With support from the EU-funded Lifebrain, CONSTRUCTIVEMEM, AgeConsolidate and NeuroCogPlasticity projects, researchers sought to understand brain ageing and Alzheimer’s disease by focusing on the cerebral cortex, the outer layer of the brain. In young people’s brains, the left and right sides of the cerebral cortex, which plays a key role in thought, memory, language and consciousness, don’t have the same thickness, a phenomenon known as cortical asymmetry. Normally, as people age, the cortex becomes thinner, with the left and right sides shrinking at the same rate, scientists thought until now. However, this study shows that the side of the cortex that was thicker at age 20 will most likely deteriorate more quickly.
The researchers measured the cortex thickness of healthy individuals from Europe and the United States and from an Australian dementia cohort. “We were able to measure the thickness of every region of the cortex in over 2600 healthy participants from five countries, up to six times in the same person over time,” remarks lead author James Roe of projects’ coordinator University of Oslo in an article posted on the ‘Mirage News’ website. “Many other brain datasets only have one brain scan per person, so they cannot see changes occurring in the same person throughout life. Having follow-up scans of the same people was absolutely key to our study.”The research team’s findings that cortical asymmetry diminishes with age prove that the left and right sides of the brain deteriorate at different rates. They also found that the left side of the brain shrinks faster with Alzheimer’s than it does with normal ageing. “It’s too early to conclude, but cortical asymmetry could possibly be used as a marker to detect early brain changes in Alzheimer’s Disease, which are thought to occur before cognitive symptoms start to show,” observes Roe in the same article.
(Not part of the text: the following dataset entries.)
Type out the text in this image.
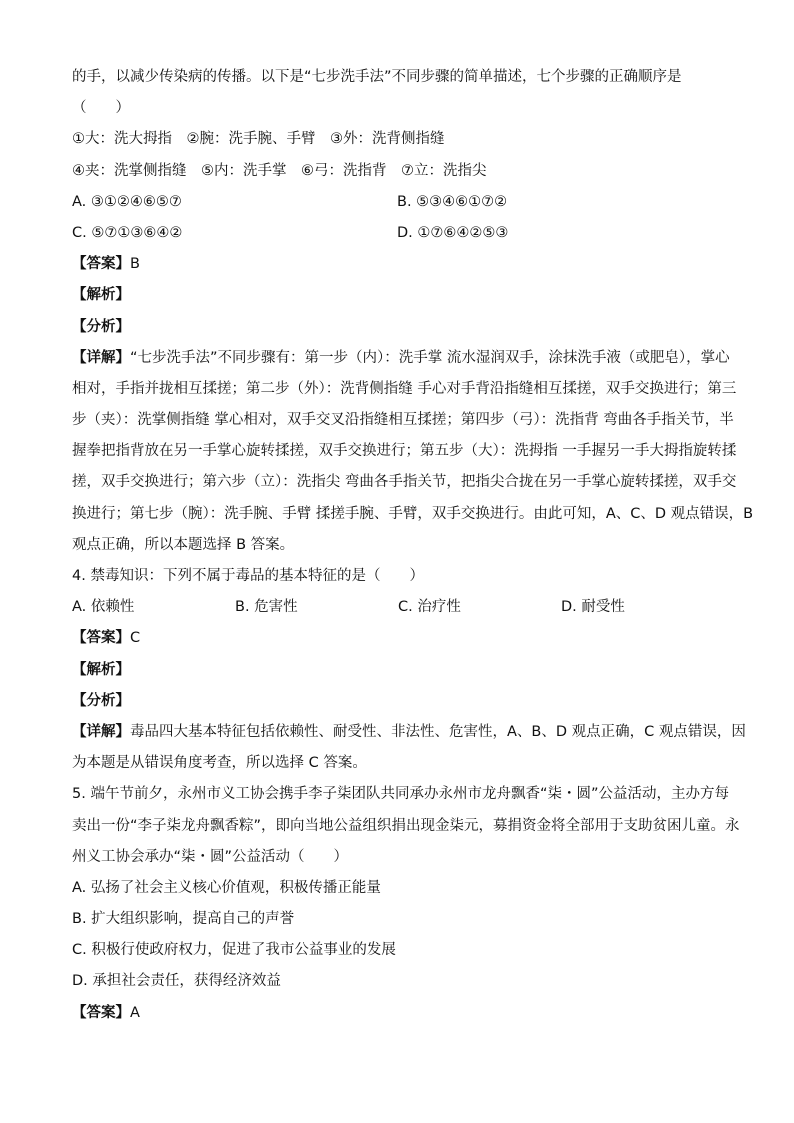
的手，以减少传染病的传播。以下是“七步洗手法”不同步骤的简单描述，七个步骤的正确顺序是
（　　）
①大：洗大拇指　②腕：洗手腕、手臂　③外：洗背侧指缝
④夹：洗掌侧指缝　⑤内：洗手掌　⑥弓：洗指背　⑦立：洗指尖
A. ③①②④⑥⑤⑦	B. ⑤③④⑥①⑦②
C. ⑤⑦①③⑥④②	D. ①⑦⑥④②⑤③
【答案】B
【解析】
【分析】
【详解】“七步洗手法”不同步骤有：第一步（内）：洗手掌 流水湿润双手，涂抹洗手液（或肥皂），掌心
相对，手指并拢相互揉搓；第二步（外）：洗背侧指缝 手心对手背沿指缝相互揉搓，双手交换进行；第三
步（夹）：洗掌侧指缝 掌心相对，双手交叉沿指缝相互揉搓；第四步（弓）：洗指背 弯曲各手指关节，半
握拳把指背放在另一手掌心旋转揉搓，双手交换进行；第五步（大）：洗拇指 一手握另一手大拇指旋转揉
搓，双手交换进行；第六步（立）：洗指尖 弯曲各手指关节，把指尖合拢在另一手掌心旋转揉搓，双手交
换进行；第七步（腕）：洗手腕、手臂 揉搓手腕、手臂，双手交换进行。由此可知，A、C、D 观点错误，B
观点正确，所以本题选择 B 答案。
4. 禁毒知识：下列不属于毒品的基本特征的是（　　）
A. 依赖性	B. 危害性	C. 治疗性	D. 耐受性
【答案】C
【解析】
【分析】
【详解】毒品四大基本特征包括依赖性、耐受性、非法性、危害性，A、B、D 观点正确，C 观点错误，因
为本题是从错误角度考查，所以选择 C 答案。
5. 端午节前夕，永州市义工协会携手李子柒团队共同承办永州市龙舟飘香“柒・圆”公益活动，主办方每
卖出一份“李子柒龙舟飘香粽”，即向当地公益组织捐出现金柒元，募捐资金将全部用于支助贫困儿童。永
州义工协会承办“柒・圆”公益活动（　　）
A. 弘扬了社会主义核心价值观，积极传播正能量
B. 扩大组织影响，提高自己的声誉
C. 积极行使政府权力，促进了我市公益事业的发展
D. 承担社会责任，获得经济效益
【答案】A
A decline in asymmetry was consistently found to begin around the early 30s, continue during the person’s adult life and accelerate at around 60 years of age. “The implication is that at least some brain-changes associated with Alzheimer’s disease may play out over extended periods of the lifespan, possibly on the order of decades, and may show high overlap with those occurring gradually in normal aging,” states Roe.
The Lifebrain (Healthy minds from 0-100 years: Optimising the use of European brain imaging cohorts) project contributed 3 adult lifespan data sets for studying brain changes in people aged 0 to 100. Another adult lifespan sample comprising 2 577 scans from 1 084 healthy individuals aged 20.0 to 89.4 was analysed with support from the projects CONSTRUCTIVEMEM (Emergence and decline of constructive memory – Life-span changes in a common brain network for imagination and episodic memory), AgeConsolidate (The Missing Link of Episodic Memory Decline in Aging: The Role of Inefficient Systems Consolidation), and NeuroCogPlasticity (Neurocognitive Plasticity – Lifespan Mechanisms of Change).